Rugby World Cup: Sam Whitelock credits All Blacks greats after equalling Richie McCaw's record

Now standing alongside Richie McCaw as New Zealand's most-capped player, Sam Whitelock credits the All Blacks of yesteryear for setting the example of how to become an all-time great.  

On Saturday (NZ time), Whitelock took the field for the 148th time in the black jersey, equalling his former captain's tally of test caps, with only Wales' Alun Wyn Jones (170) playing more internationals than the Kiwi pair.  

What's more, with the All Blacks guaranteed at least two more games in pool play – with Italy and Uruguay to come - as well as a prospective quarter-final, it's well within reach that Whitelock could become the first Kiwi to play 150 tests.

Sam Whitelock and Richie McCaw (2011).
Sam Whitelock and Richie McCaw (2011). Photo credit: Getty Images

That, coupled with being one of a handful of players to win two Rugby World Cups and numerous Super Rugby titles, is an earned achievement for a man who has quietly become one of New Zealand's greatest players.   

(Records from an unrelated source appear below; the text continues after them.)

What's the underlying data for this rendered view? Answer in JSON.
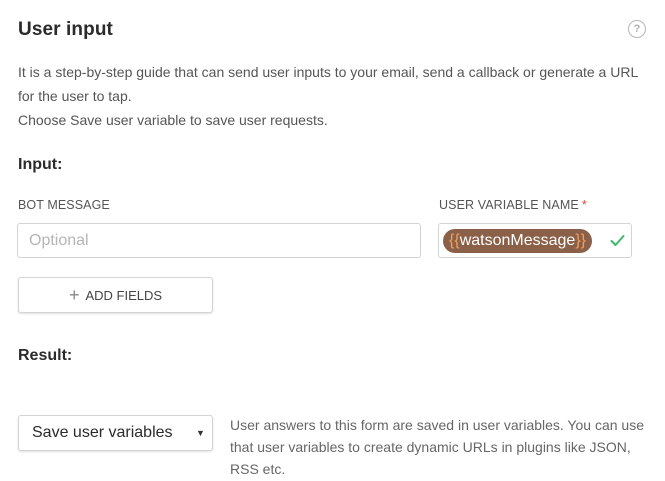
{
  "header": {
    "title": "User input",
    "help_icon": "question-circle-icon",
    "help_glyph": "?"
  },
  "description": {
    "line1": "It is a step-by-step guide that can send user inputs to your email, send a callback or generate a URL for the user to tap.",
    "line2": "Choose Save user variable to save user requests."
  },
  "input_section": {
    "title": "Input:",
    "bot_message": {
      "label": "BOT MESSAGE",
      "value": "",
      "placeholder": "Optional"
    },
    "user_variable": {
      "label": "USER VARIABLE NAME",
      "required_mark": "*",
      "open_brace": "{{",
      "variable_name": "watsonMessage",
      "close_brace": "}}",
      "status_icon": "check-icon",
      "chip_color": "#8b6049",
      "brace_color": "#f1a25a",
      "check_color": "#3fb768"
    },
    "add_fields": {
      "icon": "plus-icon",
      "icon_glyph": "+",
      "label": "ADD FIELDS"
    }
  },
  "result_section": {
    "title": "Result:",
    "select": {
      "selected": "Save user variables",
      "caret_glyph": "▼"
    },
    "note": "User answers to this form are saved in user variables. You can use that user variables to create dynamic URLs in plugins like JSON, RSS etc."
  }
}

At 34, this World Cup will be Whitelock's last.   

Next year, he'll join younger brother Luke in playing for French club Pau and, therefore, be ineligible to turn out for the All Blacks - as per New Zealand Rugby's selection policy.   

With his days in the black jersey numbered, Whitelock instead chose to look back and give credit for those who lay the platform to achieve the feats he has.  

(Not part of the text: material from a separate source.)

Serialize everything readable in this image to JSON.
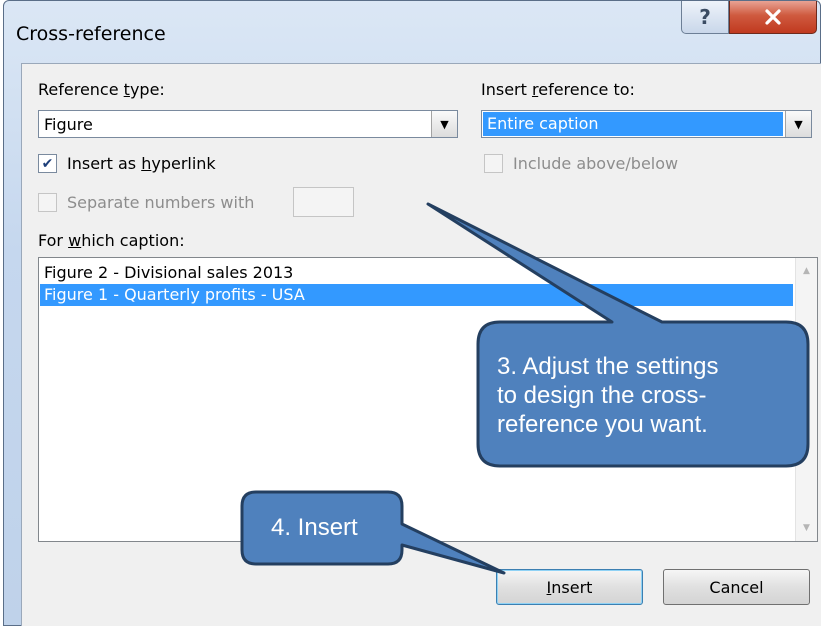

"It's a weird one, actually," professed Whitelock. "When I first started, Richie, Mils [Muliaina] and those guys were on about 70-80 test matches.

Sam Whitelock.
Sam Whitelock. Photo credit: Getty Images

"They set the tone for a lot of us younger guys coming in. They set the benchmark and it gives something to chase or aspire to.  

"It's very humbling to be anywhere near those guys."  

Now, though, Whitelock will undoubtedly look to finish his test career with a third World Cup - a feat no player in the men's game has achieved.  

But unlike other years, the All Blacks are considered outsiders to lift the Webb Ellis Cup for the fourth time.  

A tournament-opening loss to France showed that there is still plenty to do for the All Blacks and, while the 71-3 win over Namibia would have restored confidence, the true yardstick won't be measured until the quarter-finals at the earliest.  

For Whitelock, the onus is now on the All Blacks to build back from where they were at the start of the year and being exposed to nations like Ireland, South Africa and France gives ample opportunity.

"It doesn't matter what tournament it is, but a World Cup even more so," he added. "We've just got to grow, evolve, adapt.

"Teams are playing differently at this World Cup. We're kind of working that out with the weather. 

"It's [about] working out what we need to do, and how we need to do it.  

"But at the same time, it's a great opportunity when we do get that stuff coded to go have a look, see what they're doing and how they're doing it."

The All Blacks will now enjoy a week off, before returning to action against Italy in Lyon on September 30.